People have wondered why I’m so open about my failures. It isn’t because I’m ‘ok’ with FAILING itself. It is because I accept that failure happens, and I learn from it, but I also want to help others learn from it without them actually *having* to fail. Make sense? I’d rather point out my own flaws and mistakes (and really, it took years to reach that point), and have it help someone else out, so they don’t have to experience the disappointment and agony of that same failure.
I believe it also helps those that HAVE failed, so they see that they are not alone! I’m considered successful in my business, though in my mind, I should be oh-so-much-more by now. What I have to realize is that people see what I’m doing, and they are like, wow, that’s awesome! I have to understand that for some, it does not come this ‘easy’ (was so not easy, but I apparently make it look as if it is), and they think that they could never do what I do.
Yes, you can.
My sister and I have failed so many times at our business, oh my word so many times, but what sets us apart is that we have NEVER given up. Have we thought about it? Oh yes. But we didn’t do it. We kept pushing. We are still learning, still growing. I would rather document and be open about our failures, so that others can see that we are NOT getting by easy. We have had the same trials that they have had, but we accept them and move on.
So back to the point in my story that I left off with…
While I was working as a deli manager at Meijer (worst experience ever. 20 years old, never been a manager, they didn’t train me to be one until 6 months later, and I have realized in years since that I was fully depressed while at that job.
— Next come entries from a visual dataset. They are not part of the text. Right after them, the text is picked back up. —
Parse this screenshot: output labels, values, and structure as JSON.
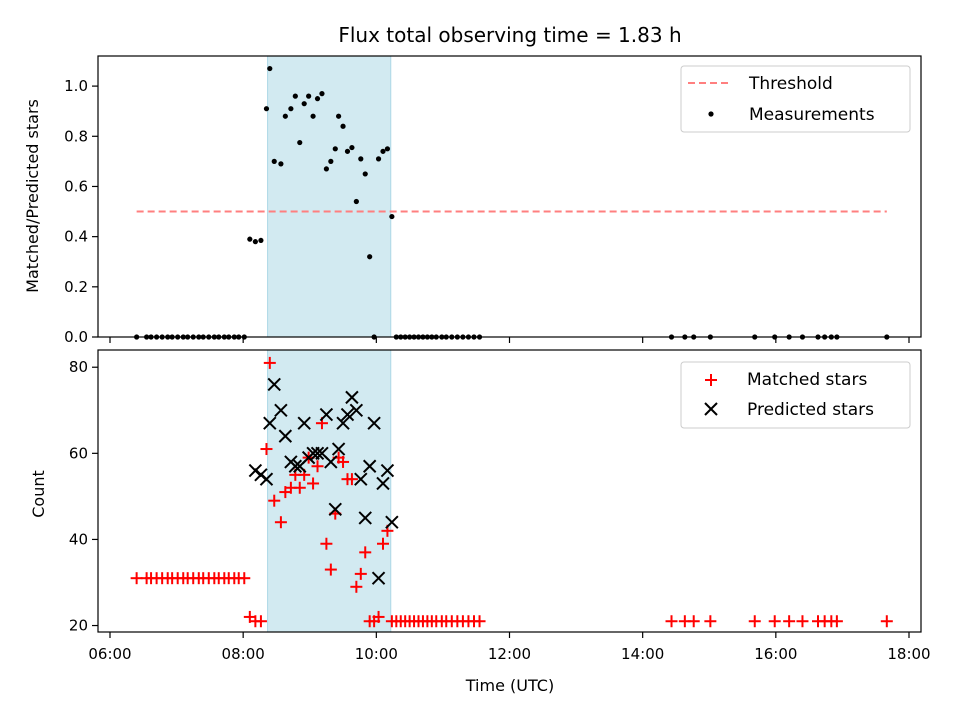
{
  "chart_data": [
    {
      "type": "scatter",
      "title": "Flux total observing time = 1.83 h",
      "ylabel": "Matched/Predicted stars",
      "xlabel": "",
      "xlim": [
        "06:00",
        "18:00"
      ],
      "ylim": [
        0,
        1.12
      ],
      "yticks": [
        "0.0",
        "0.2",
        "0.4",
        "0.6",
        "0.8",
        "1.0"
      ],
      "ytick_values": [
        0,
        0.2,
        0.4,
        0.6,
        0.8,
        1.0
      ],
      "grid": false,
      "legend_position": "top-right",
      "legend": [
        "Threshold",
        "Measurements"
      ],
      "shaded_interval": [
        "08:22",
        "10:13"
      ],
      "threshold": {
        "name": "Threshold",
        "value": 0.5,
        "x_range": [
          "06:24",
          "17:40"
        ],
        "color": "#ff7f7f"
      },
      "series": [
        {
          "name": "Measurements",
          "color": "#000000",
          "x": [
            "06:24",
            "06:33",
            "06:37",
            "06:42",
            "06:47",
            "06:52",
            "06:56",
            "07:01",
            "07:06",
            "07:10",
            "07:15",
            "07:20",
            "07:24",
            "07:29",
            "07:34",
            "07:38",
            "07:43",
            "07:47",
            "07:52",
            "07:56",
            "08:01",
            "08:06",
            "08:11",
            "08:16",
            "08:21",
            "08:24",
            "08:28",
            "08:34",
            "08:38",
            "08:43",
            "08:47",
            "08:51",
            "08:55",
            "08:59",
            "09:03",
            "09:07",
            "09:11",
            "09:15",
            "09:19",
            "09:23",
            "09:26",
            "09:30",
            "09:34",
            "09:38",
            "09:42",
            "09:46",
            "09:50",
            "09:54",
            "09:58",
            "10:02",
            "10:06",
            "10:10",
            "10:14",
            "10:18",
            "10:22",
            "10:26",
            "10:30",
            "10:34",
            "10:38",
            "10:42",
            "10:46",
            "10:50",
            "10:54",
            "10:59",
            "11:03",
            "11:08",
            "11:13",
            "11:18",
            "11:23",
            "11:28",
            "11:33",
            "14:26",
            "14:38",
            "14:46",
            "15:01",
            "15:41",
            "15:59",
            "16:12",
            "16:24",
            "16:38",
            "16:44",
            "16:50",
            "16:55",
            "17:40"
          ],
          "y": [
            0,
            0,
            0,
            0,
            0,
            0,
            0,
            0,
            0,
            0,
            0,
            0,
            0,
            0,
            0,
            0,
            0,
            0,
            0,
            0,
            0,
            0.39,
            0.38,
            0.385,
            0.91,
            1.07,
            0.7,
            0.69,
            0.88,
            0.91,
            0.96,
            0.775,
            0.93,
            0.96,
            0.88,
            0.95,
            0.97,
            0.67,
            0.7,
            0.75,
            0.88,
            0.84,
            0.74,
            0.755,
            0.54,
            0.71,
            0.65,
            0.32,
            0,
            0.71,
            0.74,
            0.75,
            0.48,
            0,
            0,
            0,
            0,
            0,
            0,
            0,
            0,
            0,
            0,
            0,
            0,
            0,
            0,
            0,
            0,
            0,
            0,
            0,
            0,
            0,
            0,
            0,
            0,
            0,
            0,
            0,
            0,
            0,
            0,
            0
          ]
        }
      ]
    },
    {
      "type": "scatter",
      "title": "",
      "ylabel": "Count",
      "xlabel": "Time (UTC)",
      "xlim": [
        "06:00",
        "18:00"
      ],
      "xticks": [
        "06:00",
        "08:00",
        "10:00",
        "12:00",
        "14:00",
        "16:00",
        "18:00"
      ],
      "ylim": [
        18.5,
        84
      ],
      "yticks": [
        "20",
        "40",
        "60",
        "80"
      ],
      "ytick_values": [
        20,
        40,
        60,
        80
      ],
      "grid": false,
      "legend_position": "top-right",
      "legend": [
        "Matched stars",
        "Predicted stars"
      ],
      "shaded_interval": [
        "08:22",
        "10:13"
      ],
      "series": [
        {
          "name": "Matched stars",
          "marker": "+",
          "color": "#ff0000",
          "x": [
            "06:24",
            "06:33",
            "06:37",
            "06:42",
            "06:47",
            "06:52",
            "06:56",
            "07:01",
            "07:06",
            "07:10",
            "07:15",
            "07:20",
            "07:24",
            "07:29",
            "07:34",
            "07:38",
            "07:43",
            "07:47",
            "07:52",
            "07:56",
            "08:01",
            "08:06",
            "08:11",
            "08:16",
            "08:21",
            "08:24",
            "08:28",
            "08:34",
            "08:38",
            "08:43",
            "08:47",
            "08:51",
            "08:55",
            "08:59",
            "09:03",
            "09:07",
            "09:11",
            "09:15",
            "09:19",
            "09:23",
            "09:26",
            "09:30",
            "09:34",
            "09:38",
            "09:42",
            "09:46",
            "09:50",
            "09:54",
            "09:58",
            "10:02",
            "10:06",
            "10:10",
            "10:14",
            "10:18",
            "10:22",
            "10:26",
            "10:30",
            "10:34",
            "10:38",
            "10:42",
            "10:46",
            "10:50",
            "10:54",
            "10:59",
            "11:03",
            "11:08",
            "11:13",
            "11:18",
            "11:23",
            "11:28",
            "11:33",
            "14:26",
            "14:38",
            "14:46",
            "15:01",
            "15:41",
            "15:59",
            "16:12",
            "16:24",
            "16:38",
            "16:44",
            "16:50",
            "16:55",
            "17:40"
          ],
          "y": [
            31,
            31,
            31,
            31,
            31,
            31,
            31,
            31,
            31,
            31,
            31,
            31,
            31,
            31,
            31,
            31,
            31,
            31,
            31,
            31,
            31,
            22,
            21,
            21,
            61,
            81,
            49,
            44,
            51,
            52,
            55,
            52,
            55,
            59,
            53,
            57,
            67,
            39,
            33,
            46,
            59,
            58,
            54,
            54,
            29,
            32,
            37,
            21,
            21,
            22,
            39,
            42,
            21,
            21,
            21,
            21,
            21,
            21,
            21,
            21,
            21,
            21,
            21,
            21,
            21,
            21,
            21,
            21,
            21,
            21,
            21,
            21,
            21,
            21,
            21,
            21,
            21,
            21,
            21,
            21,
            21,
            21,
            21,
            21
          ]
        },
        {
          "name": "Predicted stars",
          "marker": "x",
          "color": "#000000",
          "x": [
            "08:11",
            "08:16",
            "08:21",
            "08:24",
            "08:28",
            "08:34",
            "08:38",
            "08:43",
            "08:47",
            "08:51",
            "08:55",
            "08:59",
            "09:03",
            "09:07",
            "09:11",
            "09:15",
            "09:19",
            "09:23",
            "09:26",
            "09:30",
            "09:34",
            "09:38",
            "09:42",
            "09:46",
            "09:50",
            "09:54",
            "09:58",
            "10:02",
            "10:06",
            "10:10",
            "10:14"
          ],
          "y": [
            56,
            55,
            54,
            67,
            76,
            70,
            64,
            58,
            57,
            57,
            67,
            59,
            60,
            60,
            60,
            69,
            58,
            47,
            61,
            67,
            69,
            73,
            70,
            54,
            45,
            57,
            67,
            31,
            53,
            56,
            44
          ]
        }
      ]
    }
  ]
}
It was my first ‘I have to get out of here, I quit’ experiences), my uncle contacted me because he thought I would be great at something he was doing. This was after I got burned on the first two gigs, but before I had decidedly ‘retired’ my dreams. I was like, awesome, I hate my job, I want another way, show me what you got.
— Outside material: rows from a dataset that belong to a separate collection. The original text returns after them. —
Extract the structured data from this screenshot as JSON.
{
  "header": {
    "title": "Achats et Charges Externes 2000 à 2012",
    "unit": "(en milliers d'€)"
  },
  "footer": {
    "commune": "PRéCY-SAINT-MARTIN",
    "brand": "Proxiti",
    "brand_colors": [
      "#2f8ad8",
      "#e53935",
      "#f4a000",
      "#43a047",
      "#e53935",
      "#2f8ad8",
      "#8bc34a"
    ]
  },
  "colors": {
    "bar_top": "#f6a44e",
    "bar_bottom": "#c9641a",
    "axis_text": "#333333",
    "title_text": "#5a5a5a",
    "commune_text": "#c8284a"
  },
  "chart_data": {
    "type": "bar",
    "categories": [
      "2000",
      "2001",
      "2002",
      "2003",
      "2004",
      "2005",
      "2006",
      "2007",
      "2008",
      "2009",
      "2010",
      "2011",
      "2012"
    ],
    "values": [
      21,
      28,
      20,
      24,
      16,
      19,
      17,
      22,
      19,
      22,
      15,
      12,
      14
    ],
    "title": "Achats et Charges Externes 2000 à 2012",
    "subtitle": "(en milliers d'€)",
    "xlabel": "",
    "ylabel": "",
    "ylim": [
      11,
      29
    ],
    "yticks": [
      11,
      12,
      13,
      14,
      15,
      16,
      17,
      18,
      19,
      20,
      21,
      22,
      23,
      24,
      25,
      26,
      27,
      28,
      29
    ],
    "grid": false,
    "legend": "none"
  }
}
One of my manager friends also felt the same way I did, and so I invited her to come along with me to his house, so we could see what it was that he had. I really wish I could remember her last name, because she was great, and I think would benefit from what I finally do now, 12 years later. Anyway, so we go to my uncle’s house (hey Uncle C, if you are reading this, give me a call :), you owe me one), and he shows us Mela____a. I want to point out right now, that any companies I talk about where I failed at, does not mean that they don’t work!! Please understand that I’m not putting them down! My point with sharing them, though, is that I have tried SO MANY things, and I have above-average intelligence, above-average work ethic, above-average determination, yet I still was unable to succeed with them. The average person rarely does.
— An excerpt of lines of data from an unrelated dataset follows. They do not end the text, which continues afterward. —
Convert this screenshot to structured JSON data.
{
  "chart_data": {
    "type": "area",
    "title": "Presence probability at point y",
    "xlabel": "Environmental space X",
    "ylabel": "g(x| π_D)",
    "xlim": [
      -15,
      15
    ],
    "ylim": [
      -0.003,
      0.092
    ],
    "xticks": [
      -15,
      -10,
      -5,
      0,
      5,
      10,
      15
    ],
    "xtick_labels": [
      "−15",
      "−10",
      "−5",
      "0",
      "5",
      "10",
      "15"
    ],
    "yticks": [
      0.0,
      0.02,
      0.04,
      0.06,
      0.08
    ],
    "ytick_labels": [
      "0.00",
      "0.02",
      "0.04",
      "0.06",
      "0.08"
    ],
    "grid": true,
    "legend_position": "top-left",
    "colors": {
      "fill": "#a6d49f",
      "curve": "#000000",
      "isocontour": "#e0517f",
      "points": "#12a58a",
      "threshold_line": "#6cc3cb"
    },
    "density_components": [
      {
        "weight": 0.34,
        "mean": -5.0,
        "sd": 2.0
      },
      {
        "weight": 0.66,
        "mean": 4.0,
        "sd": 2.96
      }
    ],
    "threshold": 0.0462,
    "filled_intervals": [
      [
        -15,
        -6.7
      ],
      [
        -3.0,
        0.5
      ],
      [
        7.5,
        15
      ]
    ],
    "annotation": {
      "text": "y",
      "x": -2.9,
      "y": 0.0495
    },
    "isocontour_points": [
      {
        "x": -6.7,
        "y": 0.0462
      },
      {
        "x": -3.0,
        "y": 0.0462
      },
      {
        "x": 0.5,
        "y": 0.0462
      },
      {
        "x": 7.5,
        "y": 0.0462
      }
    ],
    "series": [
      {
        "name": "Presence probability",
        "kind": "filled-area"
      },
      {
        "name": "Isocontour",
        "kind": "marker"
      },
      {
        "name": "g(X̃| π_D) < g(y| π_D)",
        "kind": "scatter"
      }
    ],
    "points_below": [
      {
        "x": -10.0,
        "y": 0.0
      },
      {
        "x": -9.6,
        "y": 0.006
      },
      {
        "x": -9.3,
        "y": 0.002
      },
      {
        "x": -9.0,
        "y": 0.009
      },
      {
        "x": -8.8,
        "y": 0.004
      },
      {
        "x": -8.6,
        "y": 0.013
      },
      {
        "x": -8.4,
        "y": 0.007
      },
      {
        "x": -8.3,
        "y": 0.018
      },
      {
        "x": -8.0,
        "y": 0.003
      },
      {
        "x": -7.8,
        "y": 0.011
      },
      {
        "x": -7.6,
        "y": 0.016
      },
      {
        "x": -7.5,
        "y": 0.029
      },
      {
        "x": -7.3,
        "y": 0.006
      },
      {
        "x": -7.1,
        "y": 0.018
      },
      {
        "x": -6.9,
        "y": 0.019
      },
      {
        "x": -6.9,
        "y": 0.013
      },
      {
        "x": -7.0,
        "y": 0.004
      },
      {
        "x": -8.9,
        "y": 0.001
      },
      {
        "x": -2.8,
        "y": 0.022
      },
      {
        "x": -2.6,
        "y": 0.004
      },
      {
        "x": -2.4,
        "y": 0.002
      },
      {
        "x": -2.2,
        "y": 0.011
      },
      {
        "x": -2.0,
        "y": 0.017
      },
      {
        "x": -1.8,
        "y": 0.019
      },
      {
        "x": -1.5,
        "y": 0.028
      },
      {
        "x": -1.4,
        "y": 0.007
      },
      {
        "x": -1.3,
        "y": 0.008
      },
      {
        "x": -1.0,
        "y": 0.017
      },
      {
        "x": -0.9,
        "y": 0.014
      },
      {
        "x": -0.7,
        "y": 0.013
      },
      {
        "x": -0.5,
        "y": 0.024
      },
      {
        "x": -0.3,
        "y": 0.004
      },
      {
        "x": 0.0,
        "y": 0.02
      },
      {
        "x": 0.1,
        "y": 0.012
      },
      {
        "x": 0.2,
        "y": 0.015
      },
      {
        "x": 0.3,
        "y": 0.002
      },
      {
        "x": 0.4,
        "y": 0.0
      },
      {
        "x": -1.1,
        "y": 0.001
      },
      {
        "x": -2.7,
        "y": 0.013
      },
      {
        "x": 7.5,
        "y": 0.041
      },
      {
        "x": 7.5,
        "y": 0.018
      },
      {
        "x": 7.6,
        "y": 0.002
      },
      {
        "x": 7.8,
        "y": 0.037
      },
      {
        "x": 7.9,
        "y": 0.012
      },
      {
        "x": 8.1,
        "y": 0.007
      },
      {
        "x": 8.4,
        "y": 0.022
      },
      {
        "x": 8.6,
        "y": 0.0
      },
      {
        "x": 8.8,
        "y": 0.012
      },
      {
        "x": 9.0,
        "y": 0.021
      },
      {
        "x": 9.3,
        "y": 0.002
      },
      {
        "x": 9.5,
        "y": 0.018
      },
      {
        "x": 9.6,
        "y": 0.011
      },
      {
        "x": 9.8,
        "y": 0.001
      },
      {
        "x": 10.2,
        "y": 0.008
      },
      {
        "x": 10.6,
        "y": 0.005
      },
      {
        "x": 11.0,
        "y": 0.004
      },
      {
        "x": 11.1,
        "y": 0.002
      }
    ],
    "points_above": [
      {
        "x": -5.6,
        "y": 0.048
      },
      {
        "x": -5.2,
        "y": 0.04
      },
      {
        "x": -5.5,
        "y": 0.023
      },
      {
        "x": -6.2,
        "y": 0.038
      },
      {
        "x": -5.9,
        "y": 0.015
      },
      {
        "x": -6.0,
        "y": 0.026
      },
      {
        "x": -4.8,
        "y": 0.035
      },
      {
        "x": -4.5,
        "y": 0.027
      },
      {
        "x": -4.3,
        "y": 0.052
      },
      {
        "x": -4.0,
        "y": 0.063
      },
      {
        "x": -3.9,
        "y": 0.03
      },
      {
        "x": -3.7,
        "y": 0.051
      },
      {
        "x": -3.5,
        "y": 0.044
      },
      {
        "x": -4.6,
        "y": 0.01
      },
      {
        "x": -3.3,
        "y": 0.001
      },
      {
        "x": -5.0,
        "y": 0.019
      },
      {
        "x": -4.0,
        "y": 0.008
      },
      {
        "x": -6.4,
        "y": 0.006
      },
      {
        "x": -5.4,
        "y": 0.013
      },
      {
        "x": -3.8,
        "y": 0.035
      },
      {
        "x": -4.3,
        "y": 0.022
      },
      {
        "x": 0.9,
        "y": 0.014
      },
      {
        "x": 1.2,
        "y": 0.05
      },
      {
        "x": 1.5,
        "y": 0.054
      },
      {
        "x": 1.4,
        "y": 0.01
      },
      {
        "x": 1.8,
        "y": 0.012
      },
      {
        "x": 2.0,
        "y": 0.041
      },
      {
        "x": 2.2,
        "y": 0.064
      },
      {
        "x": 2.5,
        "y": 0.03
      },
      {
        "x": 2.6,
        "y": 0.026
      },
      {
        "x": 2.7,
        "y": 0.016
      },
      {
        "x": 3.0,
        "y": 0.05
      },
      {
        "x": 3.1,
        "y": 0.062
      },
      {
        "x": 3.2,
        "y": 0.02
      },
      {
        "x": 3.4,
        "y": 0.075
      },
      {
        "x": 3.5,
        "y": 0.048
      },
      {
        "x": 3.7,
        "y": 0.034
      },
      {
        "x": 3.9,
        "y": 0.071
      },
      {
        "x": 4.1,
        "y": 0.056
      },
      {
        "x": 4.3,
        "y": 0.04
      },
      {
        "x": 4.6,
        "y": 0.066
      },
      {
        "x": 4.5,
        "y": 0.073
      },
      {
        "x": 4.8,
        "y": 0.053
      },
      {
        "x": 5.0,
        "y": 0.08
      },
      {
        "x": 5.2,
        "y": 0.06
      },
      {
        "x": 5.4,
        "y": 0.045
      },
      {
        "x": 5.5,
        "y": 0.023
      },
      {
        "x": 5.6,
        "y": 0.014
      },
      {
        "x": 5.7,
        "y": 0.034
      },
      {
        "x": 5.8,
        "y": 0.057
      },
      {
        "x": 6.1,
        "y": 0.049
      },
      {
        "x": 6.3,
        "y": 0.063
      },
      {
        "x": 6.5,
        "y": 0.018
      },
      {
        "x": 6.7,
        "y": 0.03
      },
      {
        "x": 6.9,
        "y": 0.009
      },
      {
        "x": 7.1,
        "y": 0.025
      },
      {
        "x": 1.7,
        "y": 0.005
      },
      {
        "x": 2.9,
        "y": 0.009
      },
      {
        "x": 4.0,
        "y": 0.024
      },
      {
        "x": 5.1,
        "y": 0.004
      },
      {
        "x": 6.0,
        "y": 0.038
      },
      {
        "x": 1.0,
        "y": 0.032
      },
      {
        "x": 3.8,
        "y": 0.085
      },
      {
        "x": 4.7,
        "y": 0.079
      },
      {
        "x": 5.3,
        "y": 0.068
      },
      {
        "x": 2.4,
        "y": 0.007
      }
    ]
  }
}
So, the M company. Back then, they were essentially a buying club. Now, I think they have ‘outsider’ pricing, and member pricing, which you get percentages of both on everyone ‘beneath’ you. Not a bad deal, right? The products were decent, prices weren’t too bad, products good for the environment, and I could make some money. He was making some money at the time, and it sounded like great potential, so I was like, sure, I’m in. I can’t remember if my friend got in or not. It didn’t cost too much to do, and to be honest, I may have done it without telling my fiance. I have a terrible memory for details, if you haven’t figured it out yet.
The problem I realized later, though, was that it was no different than any other MLM. There were multiple levels of pay, I had to get certain levels filled out to move up in status, etc. I don’t recall any volume at the time, just a monthly buy requirement to stay in (most have that, and as a true business owner, you should understand this is legally sound as well). So you literally just made money based on what others bought beneath you.
Trouble with this is, if you don’t find people, you don’t make money at all.
I never found people. I also didn’t really have any help with it. Sure, my family supported me by buying products, and my mom signed up under me (I think…actually, I may have signed up under her. No idea), but the vitamins were pointless, as most pill-form are, and the other stuff just got too expensive.
Failure #3. I got a few monthly checks from them, but I’m pretty sure not one was over a dollar. My mom is still in it, because she really likes a few of the products, but in ten years, the total of her received checks did not even add up to what her first check was with our current business. Wow.
I’d also like to point out that my uncle is no longer with the company, either. Took him longer, but he also didn’t have much support, then he moved across the country.
After that failure, I gave up for a solid 5 years. My husband was glad, I’m sure. I accepted that I would be stuck working a job for the rest of my life, then getting to live a little at the end, if I made it that long. 95% of people do exactly this, so it wasn’t like I was wallowing, just accepting.